8. A computing system comprising multiple cores, the computing system comprising:

one or more job processors, each job processor comprising: a respective core configured to directly execute one or more stages of a predetermined application; and a work queue configured to store information of the one or more stages; and

a host processor configured to allocate stages of the predetermined application to the one or more job processors based on correlation information between stages and core capability information with respect to each stage.

9. The computing system of claim 8, wherein the host processor comprises:

a work list management module configured to manage correlation information between the stages;

a core capability management module configured to periodically manage core capability information with respect to each stage; and

a work scheduler configured to allocate the stages to the job processors based on the correlation information of the work list management module and the core capability information of the core capability management module.

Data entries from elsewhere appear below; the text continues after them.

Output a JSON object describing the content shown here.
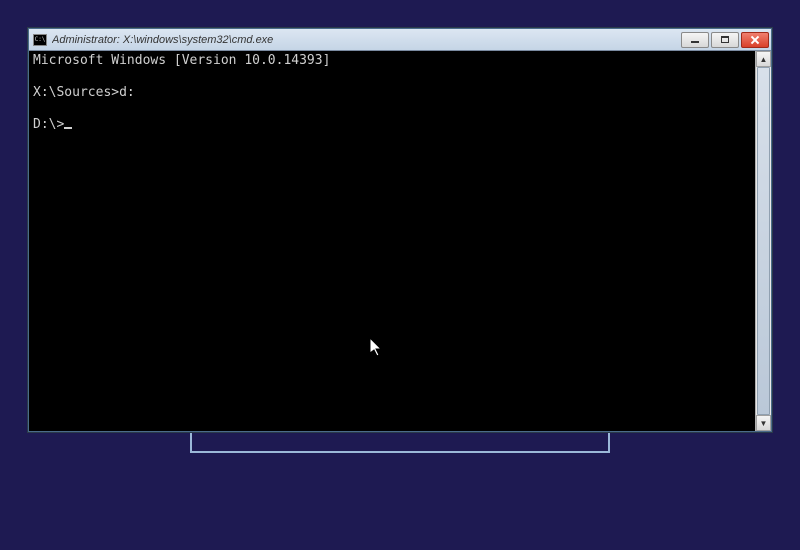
{
  "window": {
    "sys_icon_text": "C:\\",
    "title": "Administrator: X:\\windows\\system32\\cmd.exe"
  },
  "terminal": {
    "line1": "Microsoft Windows [Version 10.0.14393]",
    "blank": "",
    "line2_prompt": "X:\\Sources>",
    "line2_cmd": "d:",
    "line3_prompt": "D:\\>"
  },
  "scrollbar": {
    "thumb_top_pct": 0,
    "thumb_height_pct": 100
  },
  "icons": {
    "up": "▲",
    "down": "▼"
  }
}
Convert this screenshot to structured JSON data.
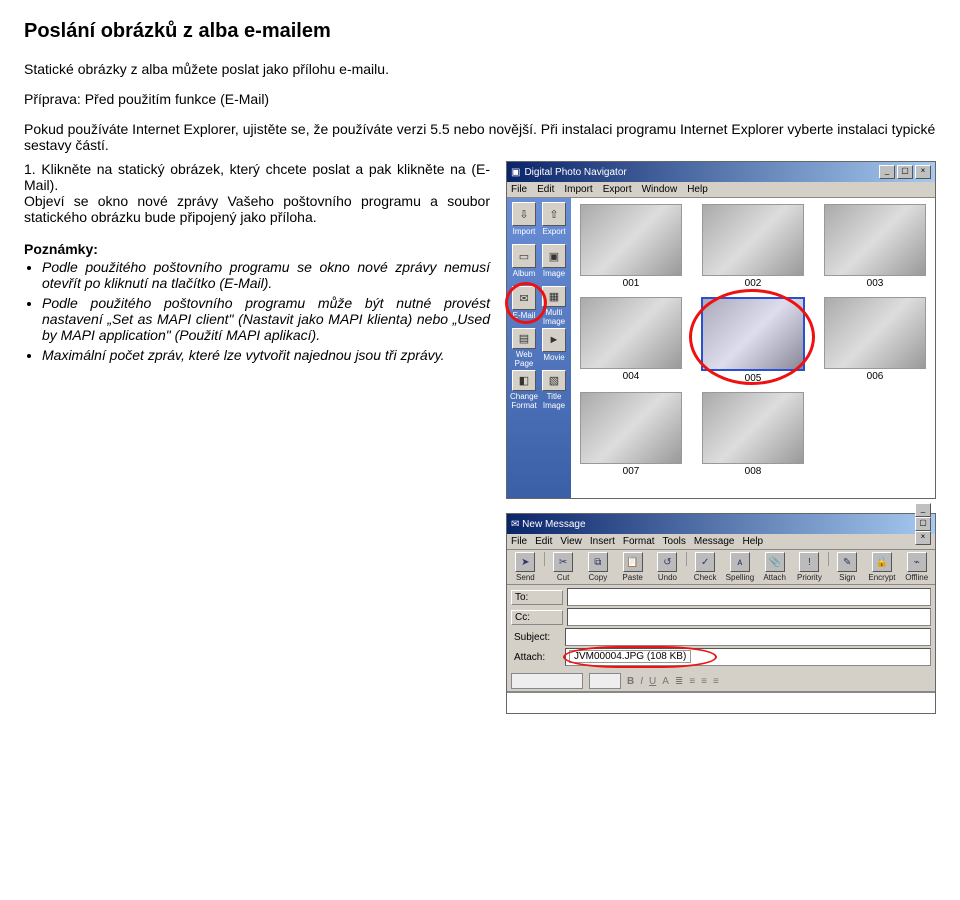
{
  "doc": {
    "title": "Poslání obrázků z alba e-mailem",
    "intro": "Statické obrázky z alba můžete poslat jako přílohu e-mailu.",
    "prep_label": "Příprava:",
    "prep_text": " Před použitím funkce (E-Mail)",
    "prep_para": "Pokud používáte Internet Explorer, ujistěte se, že používáte verzi 5.5 nebo novější. Při instalaci programu Internet Explorer vyberte instalaci typické sestavy částí.",
    "step1_num": "1.",
    "step1a": "Klikněte na statický obrázek, který chcete poslat a pak klikněte na (E-Mail).",
    "step1b": "Objeví se okno nové zprávy Vašeho poštovního programu a soubor statického obrázku bude připojený jako příloha.",
    "notes_label": "Poznámky:",
    "note1": "Podle použitého poštovního programu se okno nové zprávy nemusí otevřít po kliknutí na tlačítko (E-Mail).",
    "note2": "Podle použitého poštovního programu může být nutné provést nastavení „Set as MAPI client\" (Nastavit jako MAPI klienta) nebo „Used by MAPI application\" (Použití MAPI aplikací).",
    "note3": "Maximální počet zpráv, které lze vytvořit najednou jsou tři zprávy."
  },
  "dpn": {
    "title": "Digital Photo Navigator",
    "menu": [
      "File",
      "Edit",
      "Import",
      "Export",
      "Window",
      "Help"
    ],
    "tools": {
      "import": "Import",
      "export": "Export",
      "album": "Album",
      "image": "Image",
      "email": "E-Mail",
      "multi": "Multi Image",
      "web": "Web Page",
      "movie": "Movie",
      "change": "Change Format",
      "titleimg": "Title Image"
    },
    "thumbs": [
      "001",
      "002",
      "003",
      "004",
      "005",
      "006",
      "007",
      "008"
    ]
  },
  "nm": {
    "title": "New Message",
    "menu": [
      "File",
      "Edit",
      "View",
      "Insert",
      "Format",
      "Tools",
      "Message",
      "Help"
    ],
    "toolbar": [
      "Send",
      "Cut",
      "Copy",
      "Paste",
      "Undo",
      "Check",
      "Spelling",
      "Attach",
      "Priority",
      "Sign",
      "Encrypt",
      "Offline"
    ],
    "labels": {
      "to": "To:",
      "cc": "Cc:",
      "subject": "Subject:",
      "attach": "Attach:"
    },
    "attach_value": "JVM00004.JPG (108 KB)"
  }
}
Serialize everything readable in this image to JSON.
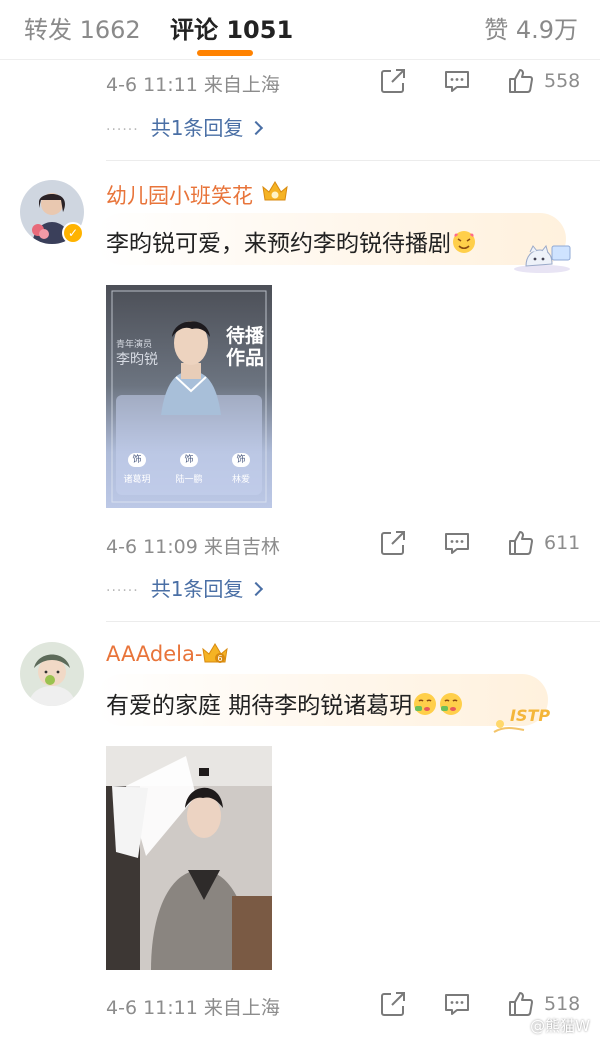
{
  "tabs": {
    "repost": "转发 1662",
    "comment": "评论 1051",
    "like": "赞 4.9万"
  },
  "comments": [
    {
      "meta": {
        "time_location": "4-6 11:11  来自上海",
        "like_count": "558"
      },
      "reply_link": "共1条回复"
    },
    {
      "username": "幼儿园小班笑花",
      "text": "李昀锐可爱，来预约李昀锐待播剧",
      "poster": {
        "side_text": "待播作品",
        "actor_label": "青年演员",
        "actor_name": "李昀锐",
        "roles": [
          "诸葛玥",
          "陆一鹏",
          "林爱"
        ],
        "role_tags": [
          "饰",
          "饰",
          "饰"
        ]
      },
      "meta": {
        "time_location": "4-6 11:09  来自吉林",
        "like_count": "611"
      },
      "reply_link": "共1条回复"
    },
    {
      "username": "AAAdela-",
      "crown_level": "6",
      "deco_text": "ISTP",
      "text": "有爱的家庭 期待李昀锐诸葛玥",
      "meta": {
        "time_location": "4-6 11:11  来自上海",
        "like_count": "518"
      }
    }
  ],
  "watermark": "@熊猫W",
  "colors": {
    "accent": "#ff8200",
    "username": "#e8743a",
    "link": "#4a6fa5",
    "meta": "#8c8c8c"
  },
  "icons": [
    "share-icon",
    "comment-icon",
    "like-icon",
    "chevron-right-icon",
    "crown-badge-icon",
    "verified-icon"
  ]
}
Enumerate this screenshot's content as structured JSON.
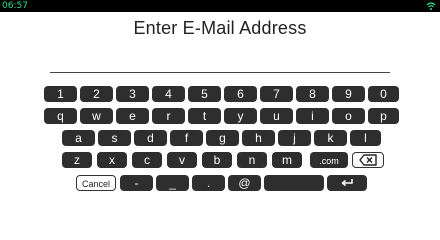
{
  "status": {
    "time": "06:57",
    "wifi_icon": "wifi-icon"
  },
  "title": "Enter E-Mail Address",
  "email_value": "",
  "keyboard": {
    "row1": [
      "1",
      "2",
      "3",
      "4",
      "5",
      "6",
      "7",
      "8",
      "9",
      "0"
    ],
    "row2": [
      "q",
      "w",
      "e",
      "r",
      "t",
      "y",
      "u",
      "i",
      "o",
      "p"
    ],
    "row3": [
      "a",
      "s",
      "d",
      "f",
      "g",
      "h",
      "j",
      "k",
      "l"
    ],
    "row4": [
      "z",
      "x",
      "c",
      "v",
      "b",
      "n",
      "m",
      ".com"
    ],
    "row5": {
      "cancel": "Cancel",
      "dash": "-",
      "underscore": "_",
      "dot": ".",
      "at": "@",
      "space": "",
      "backspace_icon": "backspace-icon",
      "enter_icon": "enter-icon"
    }
  },
  "colors": {
    "key": "#2e2e2e",
    "key_text": "#ffffff",
    "clock": "#2fe08a"
  }
}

10. The computing system of claim 9, wherein the host processor further comprises a work queue monitor configured to periodically monitor a status of a work queue of each job processor.

11. The computing system of claim 8, wherein the core capability information with respect to each stage comprises information about whether the respective stages can be executed in a corresponding core and an average time elapsed when executing each stage.

12. The computing system of claim 11, wherein the core capability information with respect to each stage further comprises at least one of: information about whether the execution of a previous stage has to be transmitted to a corresponding core in which a current stage is executed and time elapsed for transmitting such information, total time elapsed for executing all stages stored in the work queue of the core, and the average time elapsed for executing each stage stored in the work queue.

13. The computing system of claim 8, wherein two or more of the cores comprise different processing capabilities.

14. A host processor configured to divide an application to be processed into a plurality of stages, the host processor comprising:

a work list management module configured to manage correlation information corresponding to a correlation between the stages of the application;

a core capability management module configured to periodically manage core capability information of a plurality of job processing cores, with respect to each stage of the application; and

a work scheduler configured to allocate the stages to the plurality of job processing cores based on correlation information and the core capability information.

15. The host processor of claim 14, further comprising a work queue monitor configured to periodically monitor a status of a work queue of each job processor of the plurality of job processors.